Poppy Ackroyd is a London-born, Brighton-based composer, pianist, and violinist. She not only plays her instruments conventionally, but employs drumsticks, e-bows, picks, and all five fingers on both hands to pluck and scrape them, creating unusual timbres and textures. She uses both the insides and outsides of her instruments, then manipulates and multi-tracks her sounds via a computer and a live microphone. Despite her very physical approach to composing and performing, the music she creates is intricate, delicate, and lyrical. With the exception of some economically layered field recordings, virtually all of the music she makes comes from her two instruments.
Classically trained, Ackroyd possesses a Master’s degree in music for piano performance. She is a student of modern piano music and is also a full-time member of the Hidden Orchestra. Ackroyd has collaborated with dancers, choreographers, actors, poets, filmmakers, and videographers. Her debut album, Escapement, appeared on Denovali in late 2012. A DVD version of the album, with visuals by Bristol-based audio-visual artist Lumen, was released in September of 2014. Ackroyd’s second album, Feathers, soon followed. Expanding on the unique sound of her debut, the album’s compositions featured parts for a few additional instruments, including harmonium and harpsichord, as well as cello by guest musician Su-a Lee.
In 2017, Ackroyd signed to One Little Indian and released The Birds, an EP containing acoustic piano reworkings of pieces from her first two albums.
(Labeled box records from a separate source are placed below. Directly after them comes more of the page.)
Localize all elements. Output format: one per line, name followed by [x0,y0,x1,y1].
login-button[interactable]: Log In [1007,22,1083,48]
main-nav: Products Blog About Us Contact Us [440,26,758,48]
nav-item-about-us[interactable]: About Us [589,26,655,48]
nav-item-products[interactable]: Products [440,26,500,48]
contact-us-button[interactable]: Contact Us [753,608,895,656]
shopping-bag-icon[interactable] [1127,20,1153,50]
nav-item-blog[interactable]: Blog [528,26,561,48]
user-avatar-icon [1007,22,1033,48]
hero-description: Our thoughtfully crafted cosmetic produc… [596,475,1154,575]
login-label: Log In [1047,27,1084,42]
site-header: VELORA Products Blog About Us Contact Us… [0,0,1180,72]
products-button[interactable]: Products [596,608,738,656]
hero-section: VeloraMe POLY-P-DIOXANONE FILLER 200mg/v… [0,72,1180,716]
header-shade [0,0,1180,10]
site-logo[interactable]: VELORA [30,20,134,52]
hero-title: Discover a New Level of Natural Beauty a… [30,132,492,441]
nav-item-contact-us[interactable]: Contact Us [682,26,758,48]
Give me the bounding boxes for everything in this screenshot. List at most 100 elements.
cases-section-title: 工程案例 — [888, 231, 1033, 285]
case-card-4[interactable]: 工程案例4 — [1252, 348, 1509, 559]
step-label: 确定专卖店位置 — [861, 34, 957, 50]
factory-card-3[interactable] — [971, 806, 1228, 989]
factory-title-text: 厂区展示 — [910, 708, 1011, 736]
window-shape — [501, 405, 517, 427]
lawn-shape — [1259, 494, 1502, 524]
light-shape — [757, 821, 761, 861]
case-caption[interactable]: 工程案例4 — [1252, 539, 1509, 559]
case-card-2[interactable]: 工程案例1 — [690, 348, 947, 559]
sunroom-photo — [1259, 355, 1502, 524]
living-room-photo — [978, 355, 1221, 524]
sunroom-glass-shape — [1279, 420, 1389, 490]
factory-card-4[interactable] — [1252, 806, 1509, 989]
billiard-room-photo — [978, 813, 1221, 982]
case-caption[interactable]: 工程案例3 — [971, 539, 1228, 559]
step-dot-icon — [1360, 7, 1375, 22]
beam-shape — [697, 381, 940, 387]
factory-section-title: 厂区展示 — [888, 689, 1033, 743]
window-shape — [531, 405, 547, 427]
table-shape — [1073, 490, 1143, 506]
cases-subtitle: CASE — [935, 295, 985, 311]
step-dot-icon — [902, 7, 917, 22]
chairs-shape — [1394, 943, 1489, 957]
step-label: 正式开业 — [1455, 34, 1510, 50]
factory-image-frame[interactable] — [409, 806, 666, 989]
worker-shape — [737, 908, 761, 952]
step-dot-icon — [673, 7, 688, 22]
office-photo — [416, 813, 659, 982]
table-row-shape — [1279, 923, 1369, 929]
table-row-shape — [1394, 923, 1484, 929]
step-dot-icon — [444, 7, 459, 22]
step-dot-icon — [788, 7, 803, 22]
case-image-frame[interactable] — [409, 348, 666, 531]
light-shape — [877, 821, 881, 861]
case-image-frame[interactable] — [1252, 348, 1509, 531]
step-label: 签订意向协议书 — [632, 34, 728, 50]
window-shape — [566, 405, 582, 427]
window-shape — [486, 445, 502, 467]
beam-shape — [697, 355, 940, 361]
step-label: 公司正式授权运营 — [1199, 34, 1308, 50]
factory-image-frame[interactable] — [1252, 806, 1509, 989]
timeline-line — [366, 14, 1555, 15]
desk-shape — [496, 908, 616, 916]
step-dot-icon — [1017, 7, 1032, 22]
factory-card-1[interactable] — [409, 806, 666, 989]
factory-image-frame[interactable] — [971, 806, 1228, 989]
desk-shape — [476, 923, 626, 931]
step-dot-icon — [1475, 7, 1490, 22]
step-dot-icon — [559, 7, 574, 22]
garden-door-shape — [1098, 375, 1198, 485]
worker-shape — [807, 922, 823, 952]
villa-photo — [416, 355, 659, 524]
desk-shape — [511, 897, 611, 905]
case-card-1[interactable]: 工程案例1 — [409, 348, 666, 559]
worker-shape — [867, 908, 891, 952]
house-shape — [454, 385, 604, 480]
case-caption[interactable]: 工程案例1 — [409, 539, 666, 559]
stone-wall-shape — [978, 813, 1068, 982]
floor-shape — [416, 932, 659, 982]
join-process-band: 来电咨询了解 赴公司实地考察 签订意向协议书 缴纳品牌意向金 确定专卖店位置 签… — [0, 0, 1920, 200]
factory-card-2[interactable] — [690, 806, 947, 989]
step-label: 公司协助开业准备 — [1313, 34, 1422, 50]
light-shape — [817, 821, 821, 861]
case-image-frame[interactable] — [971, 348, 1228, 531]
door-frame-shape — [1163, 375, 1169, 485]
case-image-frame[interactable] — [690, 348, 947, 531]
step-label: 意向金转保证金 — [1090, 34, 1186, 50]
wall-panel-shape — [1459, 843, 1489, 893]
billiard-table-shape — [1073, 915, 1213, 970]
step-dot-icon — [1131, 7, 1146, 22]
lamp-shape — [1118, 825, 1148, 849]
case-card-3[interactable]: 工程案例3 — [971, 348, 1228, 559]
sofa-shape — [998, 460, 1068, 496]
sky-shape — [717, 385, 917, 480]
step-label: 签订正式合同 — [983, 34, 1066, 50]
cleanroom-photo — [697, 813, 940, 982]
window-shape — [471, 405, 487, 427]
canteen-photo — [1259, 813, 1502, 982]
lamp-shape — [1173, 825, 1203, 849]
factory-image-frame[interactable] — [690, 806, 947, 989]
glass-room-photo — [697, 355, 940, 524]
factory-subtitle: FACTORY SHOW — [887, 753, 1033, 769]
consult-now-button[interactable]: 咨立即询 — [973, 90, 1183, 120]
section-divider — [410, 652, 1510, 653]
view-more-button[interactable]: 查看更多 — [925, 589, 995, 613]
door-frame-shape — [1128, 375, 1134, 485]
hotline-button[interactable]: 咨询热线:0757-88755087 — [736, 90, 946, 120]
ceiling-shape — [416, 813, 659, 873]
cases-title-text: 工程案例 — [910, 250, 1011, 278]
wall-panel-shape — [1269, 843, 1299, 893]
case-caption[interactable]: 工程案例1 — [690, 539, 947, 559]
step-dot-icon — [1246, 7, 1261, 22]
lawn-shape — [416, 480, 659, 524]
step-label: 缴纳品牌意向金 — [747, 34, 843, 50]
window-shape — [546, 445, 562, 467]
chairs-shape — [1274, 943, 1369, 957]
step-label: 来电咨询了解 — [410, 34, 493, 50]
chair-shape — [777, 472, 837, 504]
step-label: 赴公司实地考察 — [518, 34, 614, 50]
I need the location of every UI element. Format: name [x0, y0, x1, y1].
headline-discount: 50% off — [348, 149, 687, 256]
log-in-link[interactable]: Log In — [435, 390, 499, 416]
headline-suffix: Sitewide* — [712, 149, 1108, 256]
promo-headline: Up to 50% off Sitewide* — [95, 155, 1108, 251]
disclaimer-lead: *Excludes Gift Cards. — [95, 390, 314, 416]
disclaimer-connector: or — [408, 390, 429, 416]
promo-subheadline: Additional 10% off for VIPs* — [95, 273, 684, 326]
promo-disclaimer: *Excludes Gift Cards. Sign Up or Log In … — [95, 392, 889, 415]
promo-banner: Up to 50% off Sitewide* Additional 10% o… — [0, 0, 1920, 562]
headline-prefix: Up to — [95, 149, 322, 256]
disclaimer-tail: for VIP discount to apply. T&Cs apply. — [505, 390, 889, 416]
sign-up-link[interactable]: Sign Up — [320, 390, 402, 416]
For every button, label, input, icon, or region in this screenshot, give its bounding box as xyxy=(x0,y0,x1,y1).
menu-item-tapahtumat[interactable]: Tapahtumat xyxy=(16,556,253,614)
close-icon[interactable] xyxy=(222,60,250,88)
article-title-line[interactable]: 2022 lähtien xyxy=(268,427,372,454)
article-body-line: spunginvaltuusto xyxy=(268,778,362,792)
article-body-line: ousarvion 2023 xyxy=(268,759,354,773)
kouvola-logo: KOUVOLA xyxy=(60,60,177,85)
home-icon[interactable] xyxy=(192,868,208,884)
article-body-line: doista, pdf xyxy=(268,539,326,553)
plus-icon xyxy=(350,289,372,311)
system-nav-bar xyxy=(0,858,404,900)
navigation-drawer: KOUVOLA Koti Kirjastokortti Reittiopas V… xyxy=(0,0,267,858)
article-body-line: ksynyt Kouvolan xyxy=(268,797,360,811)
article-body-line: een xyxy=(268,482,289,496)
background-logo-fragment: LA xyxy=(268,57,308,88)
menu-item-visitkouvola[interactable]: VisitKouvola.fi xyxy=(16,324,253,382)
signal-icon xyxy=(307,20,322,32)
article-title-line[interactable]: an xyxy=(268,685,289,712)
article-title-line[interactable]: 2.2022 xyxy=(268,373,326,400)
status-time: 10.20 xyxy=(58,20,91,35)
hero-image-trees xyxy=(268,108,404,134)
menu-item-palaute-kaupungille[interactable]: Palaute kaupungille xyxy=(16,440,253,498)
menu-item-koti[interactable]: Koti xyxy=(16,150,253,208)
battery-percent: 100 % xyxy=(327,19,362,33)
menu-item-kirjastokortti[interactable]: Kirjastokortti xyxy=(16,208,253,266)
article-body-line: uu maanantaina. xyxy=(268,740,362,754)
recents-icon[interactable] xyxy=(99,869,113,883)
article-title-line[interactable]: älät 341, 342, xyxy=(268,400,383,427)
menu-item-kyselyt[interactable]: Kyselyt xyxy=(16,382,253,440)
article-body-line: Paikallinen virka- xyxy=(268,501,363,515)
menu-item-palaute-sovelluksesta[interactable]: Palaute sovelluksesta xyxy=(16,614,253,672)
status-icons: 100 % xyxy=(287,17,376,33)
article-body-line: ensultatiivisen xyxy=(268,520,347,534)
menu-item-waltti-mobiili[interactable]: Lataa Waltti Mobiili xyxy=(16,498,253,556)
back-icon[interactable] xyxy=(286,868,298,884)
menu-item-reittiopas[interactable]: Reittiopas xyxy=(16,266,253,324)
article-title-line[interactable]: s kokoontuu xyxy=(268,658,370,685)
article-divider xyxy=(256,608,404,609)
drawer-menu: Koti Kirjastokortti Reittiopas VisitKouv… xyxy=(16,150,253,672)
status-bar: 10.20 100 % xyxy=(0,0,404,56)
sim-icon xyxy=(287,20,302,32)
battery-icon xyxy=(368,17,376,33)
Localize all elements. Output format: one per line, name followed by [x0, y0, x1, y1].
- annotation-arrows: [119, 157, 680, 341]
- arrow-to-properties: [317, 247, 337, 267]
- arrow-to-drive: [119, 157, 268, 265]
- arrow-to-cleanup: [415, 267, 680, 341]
All three of the EP’s tracks were included on full-length Sketches, which included reworkings of previous compositions as well as rough cuts of four newer pieces that were later included on her February 2018 album Resolve. Ackroyd played both upright and grand piano on the date, as well the inside of the instruments using fingers, drumsticks, and plectrums (fingerpicks) – and then arranged and multi-tracked the resulting sounds. She employed the same technique to record herself on violin, pianino, harmonium, and spinet, and to record other musicians who played cello, flute, clarinet, and bass clarinet.